The baked pumpkin and ricotta patties are a light but delicious vegetarian dish.
It won’t take long to prepare them and they are so yummy!
After the big success of my zucchini and ricotta patties, I wanted to prepare a winter version using the pumpkin and…you know what? The baked pumpkin and ricotta patties are extremely better!
In fact, the combination between ricotta and pumpkin is a classic one and one of the most appreciated.
Pumpkins are very versatile in their uses for cooking. Most parts of the pumpkin are edible, including the fleshy shell, the seeds, the leaves, and even the flowers. When ripe, the pumpkin can be boiled, steamed, or roasted. In its native North America, it is a very important, traditional part of the autumn harvest, eaten mashed and making its way into soups and purees.

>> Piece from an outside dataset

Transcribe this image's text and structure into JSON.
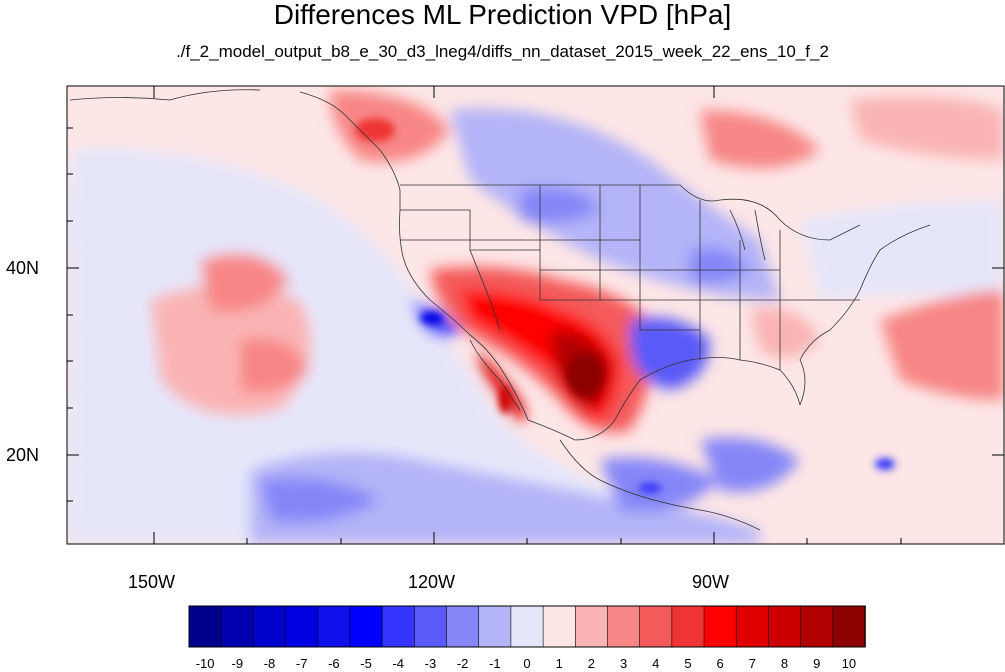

Try them…you will remain impressed!
Baked pumpkin and ricotta patties
Makes about 20 patties:
200 grams of red pumpkin
200 g of ricotta cheese
2 tablespoons grated Parmesan cheese
100 grams breadcrumbs
Cut the pumpkin julienne, place in a colander and sprinkle with rock salt.
Let it rest for 30 minutes, then rinse well and squeeze in a clean kitchen cloth.
Put the drained pumpkin in a bowl and add the ricotta, egg, grated cheese, a pinch of salt and pepper and a few tablespoons of bread crumbs.
The mixture will be soft and sticky but manageable (if it is to liquid, add a little more breadcrumbs).
Line a baking tray with parchment paper.
Prepare a bowl with more breadcrumbs.
Grease your hands and form small balls of mixture, then cover in breadcrumbs.
Place the patties on the baking sheet, sprinkle with a little olive oil and bake at 200C/400F/6 Gas Mark for 20 minutes, turning the patties halfway through cooking.